The Internet is rapidly becoming an important source of information and electronic communication for users of personal computers in homes and businesses. Much of the information on the Internet is available on a network called the World-Wide Web. The World-Wide Web is a collection of formatted hypertext pages located on numerous computers around the world that are logically connected by the Internet. Information from the World-Wide Web is displayed in the form of "web pages" which are accessed by user interface programs called "web browsers". Much of the information from the World-Wide Web is graphical in nature, and a typical web page can include text, graphic images, and animation sequences. Because of this graphic content, the proper display of such images on a monitor is fundamental to the utility of web pages. Until recently, access to the Internet and World-Wide Web from the home environment has been limited to users of networked computers. Recent advances in network technology, however, have enabled access to the Internet and the World-Wide Web through a standard television set as an alternative to the personal computer.
Because traditional web browsers are designed to display web pages on computer systems, their display capabilities are optimized for the display characteristics of standard computer monitors. Certain display characteristics of computer monitors however, differ from the characteristics of other types of display monitors. One such characteristic is the position and size of the active area on the display. Most computer monitors provide controls that allow the user to center the active area on the display screen. Some may even provide controls that allow the user to stretch the image horizontally or vertically to fill the screen and minimize the overscan area.
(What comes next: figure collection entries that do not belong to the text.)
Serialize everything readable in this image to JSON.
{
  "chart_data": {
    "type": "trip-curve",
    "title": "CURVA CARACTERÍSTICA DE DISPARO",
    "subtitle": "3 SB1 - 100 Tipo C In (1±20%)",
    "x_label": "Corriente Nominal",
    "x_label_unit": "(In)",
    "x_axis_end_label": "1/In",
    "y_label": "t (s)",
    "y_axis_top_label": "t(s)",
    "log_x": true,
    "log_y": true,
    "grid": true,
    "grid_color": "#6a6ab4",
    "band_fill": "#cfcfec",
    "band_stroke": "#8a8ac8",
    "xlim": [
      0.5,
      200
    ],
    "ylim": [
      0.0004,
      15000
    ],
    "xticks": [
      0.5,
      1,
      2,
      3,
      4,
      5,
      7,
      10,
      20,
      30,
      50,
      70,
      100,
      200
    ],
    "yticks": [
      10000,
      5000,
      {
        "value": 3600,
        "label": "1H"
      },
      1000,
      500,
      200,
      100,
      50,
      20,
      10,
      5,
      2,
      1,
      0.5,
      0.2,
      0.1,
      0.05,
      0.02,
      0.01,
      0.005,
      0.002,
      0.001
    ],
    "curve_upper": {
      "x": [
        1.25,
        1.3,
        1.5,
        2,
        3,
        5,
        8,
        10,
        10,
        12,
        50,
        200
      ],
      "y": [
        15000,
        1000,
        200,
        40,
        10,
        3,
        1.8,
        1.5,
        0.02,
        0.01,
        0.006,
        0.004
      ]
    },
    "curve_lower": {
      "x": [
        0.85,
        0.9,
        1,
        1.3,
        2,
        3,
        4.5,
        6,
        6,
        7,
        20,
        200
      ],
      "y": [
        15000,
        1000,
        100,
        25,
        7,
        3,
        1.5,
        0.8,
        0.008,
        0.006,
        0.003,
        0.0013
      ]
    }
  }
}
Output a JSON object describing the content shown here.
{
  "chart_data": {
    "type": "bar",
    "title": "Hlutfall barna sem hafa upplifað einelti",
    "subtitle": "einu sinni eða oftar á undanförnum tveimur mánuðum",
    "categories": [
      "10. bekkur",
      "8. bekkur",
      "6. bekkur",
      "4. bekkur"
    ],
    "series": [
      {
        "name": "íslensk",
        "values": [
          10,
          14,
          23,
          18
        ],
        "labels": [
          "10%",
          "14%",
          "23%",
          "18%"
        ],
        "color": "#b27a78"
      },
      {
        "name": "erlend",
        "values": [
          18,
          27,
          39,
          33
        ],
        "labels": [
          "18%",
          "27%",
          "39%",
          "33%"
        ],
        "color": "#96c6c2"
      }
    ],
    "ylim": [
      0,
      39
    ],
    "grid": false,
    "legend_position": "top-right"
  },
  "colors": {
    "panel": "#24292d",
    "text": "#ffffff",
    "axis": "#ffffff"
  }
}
Overscan refers to the edges (or border) of the CRT (Cathode Ray Tube) display. On a computer display, a blank or black overscan area serves to frame the active area and helps to indicate that the entire active area is displayed without any cutoff on the sides. Other types of display devices, such as televisions, however may provide very little user control over how much the active area extends into the overscan area. For example, most televisions are designed so that the picture fills the entire width and height of the screen. Because televisions are designed to receive and display broadcast signals which take into account the possible loss of content at the borders, the overscan does not pose a significant problem, and consequently very little content is usually lost at the edges of the picture. However, the display of graphic intensive web pages which contain content from one edge of the active area to the other may suffer if the image is not properly positioned in the center of the screen. Unfortunately many televisions do not offer controls which allow a user to center the image on the screen. In this case, it is possible that a web page displayed on such a television may lose some of its content because of cut-off from the sides.
One problem associated with prior art web browsers is that users are not provided a means of centering the image if the image appears off-center or is cut-off at an edge. This problem is not as acute when the display device is a computer monitor, since the use of well-established industry standards allows the production of video signals that are optimized for these monitors, and the monitors themselves typically contain adjustment mechanisms which allow the user to center the image. However, as televisions and other monitors are employed to display web pages, user control over display position from the web browser or computer application itself becomes increasingly important. It is therefore desirable to provide a web browser system which facilitates the centering of an image display within a display monitor. It is further desirable to provide a web browser system which stores a user specified display position once the user has positioned the image.